In studies using BioVU, Savona’s group is discovering that disease risk is not uniform, even for mutations in the same gene. Patients who have a CHIP mutation in the DNMT3A gene have been considered to be at high risk for cardiovascular disease, but the risk appears to be associated with one mutation, but not another, Savona says.
His team and others at Vanderbilt are evaluating the impact of CHIP mutations in model systems and patient samples.
For example, Savona’s group is using genetic engineering to introduce CHIP mutations into human hematopoietic stem cells, along with a fluorescent marker and a chemical “switch” to turn off the mutant gene, allowing the researchers to test druggability — whether the mutant protein might be a good target for therapeutics. Working with Scott Guelcher, PhD, professor of Chemical and Biomolecular Engineering and director of the Vanderbilt Center for Bone Biology, the researchers have created an ossicle model, a bone marrow mimic that can be populated with cells and inserted into a mouse behind a plastic window.
“We can image with a microscope and watch the behavior of mutant cells in the bone marrow niche, in a live mouse; it’s incredible,” Savona says. “We’re creating a whole library of these mutants and ultimately we’ll be able to test the druggability of any of these CHIP mutations.”
P. Brent Ferrell, MD, assistant professor of Medicine in the Division of Hematology and Oncology, is using single-cell biology approaches to fully characterize gene expression patterns and protein composition in cells with CHIP mutations.
Single-cell approaches, including DNA and RNA sequencing, offer opportunities to study patient samples collected over time and detect sequential changes related to disease development.
“Studying the biology of CHIP using patient samples and single-cell assays is not something that a lot of investigators are doing,” Ferrell says. “We’ll have a large cohort of well-annotated CHIP samples in CHIVE. We know that some of the patients will develop malignancy, and we’ll be able to look at their MDS sample and make insightful comparisons about biological differences. I think that’s something that’s really exciting about CHIVE and the biorepository that we’re building.”

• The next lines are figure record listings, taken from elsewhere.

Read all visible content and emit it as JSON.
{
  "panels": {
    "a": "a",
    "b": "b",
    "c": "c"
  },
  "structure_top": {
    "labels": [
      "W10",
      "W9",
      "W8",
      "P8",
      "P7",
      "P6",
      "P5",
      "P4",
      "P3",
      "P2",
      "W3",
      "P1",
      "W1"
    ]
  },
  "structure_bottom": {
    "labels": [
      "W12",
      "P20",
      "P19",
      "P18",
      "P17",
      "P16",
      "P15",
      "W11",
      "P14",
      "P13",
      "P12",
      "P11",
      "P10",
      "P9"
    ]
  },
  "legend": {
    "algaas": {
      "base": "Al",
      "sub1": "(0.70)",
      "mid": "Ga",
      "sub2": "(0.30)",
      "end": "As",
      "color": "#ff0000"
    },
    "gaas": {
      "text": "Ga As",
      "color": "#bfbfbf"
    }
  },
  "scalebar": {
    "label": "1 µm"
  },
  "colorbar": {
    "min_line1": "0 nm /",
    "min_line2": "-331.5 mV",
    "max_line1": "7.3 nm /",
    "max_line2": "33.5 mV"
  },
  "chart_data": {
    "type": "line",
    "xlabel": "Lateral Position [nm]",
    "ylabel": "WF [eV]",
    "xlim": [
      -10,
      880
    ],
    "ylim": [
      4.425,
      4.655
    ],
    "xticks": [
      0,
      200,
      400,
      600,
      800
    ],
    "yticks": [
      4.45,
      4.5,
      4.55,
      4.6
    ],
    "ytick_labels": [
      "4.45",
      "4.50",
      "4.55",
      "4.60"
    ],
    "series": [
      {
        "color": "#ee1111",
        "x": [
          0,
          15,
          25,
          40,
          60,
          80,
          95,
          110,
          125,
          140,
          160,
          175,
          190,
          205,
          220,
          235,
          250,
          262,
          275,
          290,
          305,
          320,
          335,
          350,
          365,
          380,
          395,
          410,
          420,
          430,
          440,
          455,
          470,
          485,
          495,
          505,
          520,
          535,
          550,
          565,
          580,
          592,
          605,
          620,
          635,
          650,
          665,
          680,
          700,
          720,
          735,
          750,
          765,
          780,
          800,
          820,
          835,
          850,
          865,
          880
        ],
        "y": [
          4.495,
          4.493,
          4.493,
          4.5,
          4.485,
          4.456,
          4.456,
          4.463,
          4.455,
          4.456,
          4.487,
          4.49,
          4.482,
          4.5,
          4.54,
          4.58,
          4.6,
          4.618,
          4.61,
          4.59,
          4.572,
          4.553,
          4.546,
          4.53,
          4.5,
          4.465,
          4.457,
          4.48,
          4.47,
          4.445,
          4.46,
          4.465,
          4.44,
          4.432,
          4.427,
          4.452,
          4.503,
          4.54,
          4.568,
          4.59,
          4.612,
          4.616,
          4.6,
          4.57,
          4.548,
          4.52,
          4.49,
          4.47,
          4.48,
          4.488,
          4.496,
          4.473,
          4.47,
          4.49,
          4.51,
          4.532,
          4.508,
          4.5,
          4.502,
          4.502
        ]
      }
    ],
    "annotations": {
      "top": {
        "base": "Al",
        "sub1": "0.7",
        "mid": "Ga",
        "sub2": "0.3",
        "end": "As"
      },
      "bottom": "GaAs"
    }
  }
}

At the junction of aging and disease
The links between clonal hematopoiesis, aging and disease could mean that discoveries from the CHIVE initiative have even broader implications than finding ways to prevent blood cancers, Savona says.
“This pre-disease state in the blood has a big impact for me clinically in hematology, but it touches cardiology, pulmonology, endocrinology, renal…all of medicine,” he says. “This is at the juncture of understanding aging and development of disease in a way we haven’t been able to access before. And Vanderbilt is at the tip of the spear.”
The key is learning which blood changes are part of a normal aging process and which ones portend disease — and discovering treatments to change that trajectory.
When Xu reflects on her father’s rapid deterioration and death so soon after his MDS diagnosis, she recalls that he was more tired than usual during her visits prior to 2014.
“My dad was always very active, kind of like a little boy who would never sit still,” she says. “But for about the four previous years, he would say, ‘I’m tired; I need to sit down.’” Xu says she would teasingly scold him, telling him he wasn’t being active enough and his muscles were getting weak.
“I think this disease was with him for several years, and if we knew earlier, it might have been a different situation,” she says. “You should do early prevention or treatment, but the problem is, how do you know. I hope that with research advances and being on Dr. Savona’s radar screen, should I ever develop this problem, he would catch it and treat it early on, or maybe someday even keep it from happening in the first place.”